After completing this exercise you should understand:
The acid fast stain, developed by Dr. Paul Ehrlich, is a differential
stain for Mycobacterium. Mycobacterium is the causative
agent in leprosy and tuberculosis, so it is useful clinically
to have a stain for rapid identification of these organisms in
sputum or skin scrapings.
Mycobacterium are unusual in that the cell wall has a mixture of waxy lipids called mycolic acids, that prevent the bacterium from staining by simple and gram stains, and also prevent the organisms from drying out. In the acid fast stain, a red stain (carbolfuchsin) is cooked into this cell wall, and cannot be removed with acidified alcohol. That is, it is acid-fast. Other bacterium will lose this red stain when washed with acid-alcohol, becoming colorless. They then are stained blue to see them, with a counterstain (methylene blue), just as in the Gram stain.
Some bacteria have characteristic surface structures (capsules or flagella) or internal components (endospores) which are of value in identifying these organisms. Special stains are available for these cell components, as well as for other cell components to aid in the study of microbes.
Some bacteria have capsules and these capsules may actually relate to pathogenicity in some strains, such as Streptococcus pneumoniae, Klebsiella pneumoniae, and Clostridium perfringens, in which the capsule protects the microbe from host defense mechanisms, especially endocytosis. These capsules are often identified immunologically, but can also be visualized with a simple negative stain. Material such as india ink is applied to the slide--ink particles will coat the slide but not penetrate the cell or capsule. A stain can be used to color the cells, then the capsules is seen as the clear region surrounding the cells against the dark background. There are also direct methods of staining capsules.
Flagella are tiny hairlike organelles of locomotion. Their fine protein structure requires special staining techniques. The number of flagella and their arrangement (monotrichous, amphitrichous, lophotrichous, peritrichous) may be useful in identifying a particular organism.
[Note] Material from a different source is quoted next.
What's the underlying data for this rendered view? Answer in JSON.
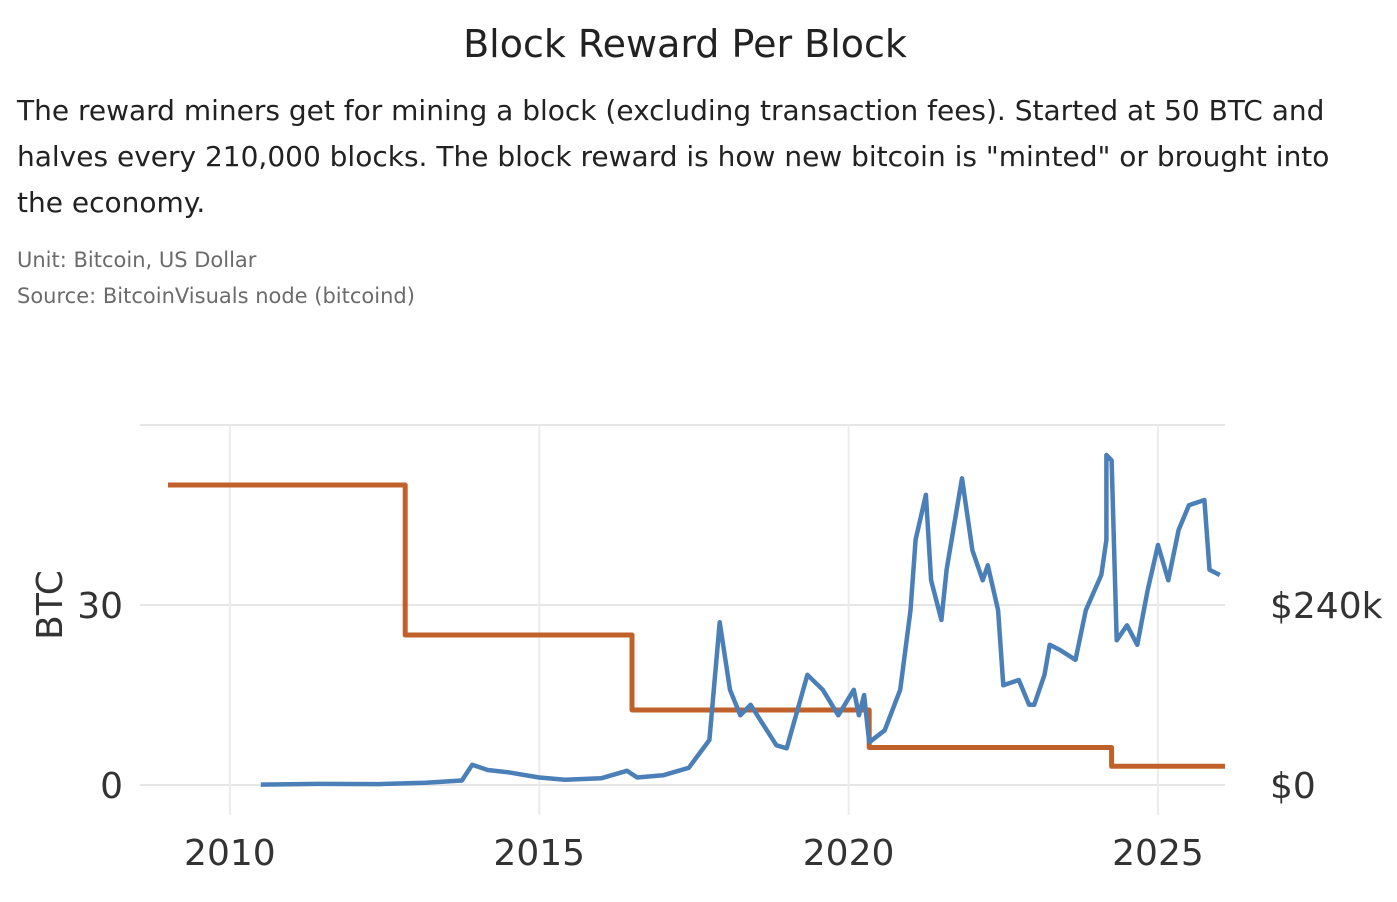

A stain and mordant are used to react with the flagella, increasing its diameter to allow viewing in the microscope.
Endospore formation is most characteristic of two genera of
bacteria, Bacillus and Clostridium. These spores
provide a resistant form for survival of the organism in unfavorable
conditions. Because of the tough coating, these spores are not
readily stained and may appear as empty "holes" in simple
or Gram stained bacteria. A special staining technique must be
used to drive dye into these resistant spores. Usually malachite
green is heated to stain the spores, then the bacteria are counterstained
with safranin. In this case, spores appear green in red bacterial
cells. You will perform this stain on Bacillus cultures.
The nuclear material (DNA) of bacteria can be viewed by the application of special staining techniques. By using a stain which reacts with nucleic acid in the nucleoid, this region can be specifically stained.
acid fast stain of Mycobacterium
Cultures of Bacillus and Klebsiella
Malachite green and Safranin stains
` congo red
ring stand and beaker of water
View the prepared slides, identifying the particular organism or component of the organism. Describe what you see and draw a sample.
1. Make a heat fixed smear of Bacillus as done previously.
2. Cover the smear with a small piece of paper towel, not hanging over the edges of the slide.
3. Place the slide on top of a small beaker containing about 1-2 inches of boiling water, being certain that the slide is horizontal. Instructor will demonstrate the ring stand set up. Be careful of burning yourself or knocking down the ring stand.
4. Cover the smear and paper towel with malachite green, and steam. Don't let the slide get dry--keep adding stain it is appears to approach dryness. Steam gently for about 5-10 minutes. REASON: You are cooking the malachite green into the endospore wall, as they are very resistant to staining.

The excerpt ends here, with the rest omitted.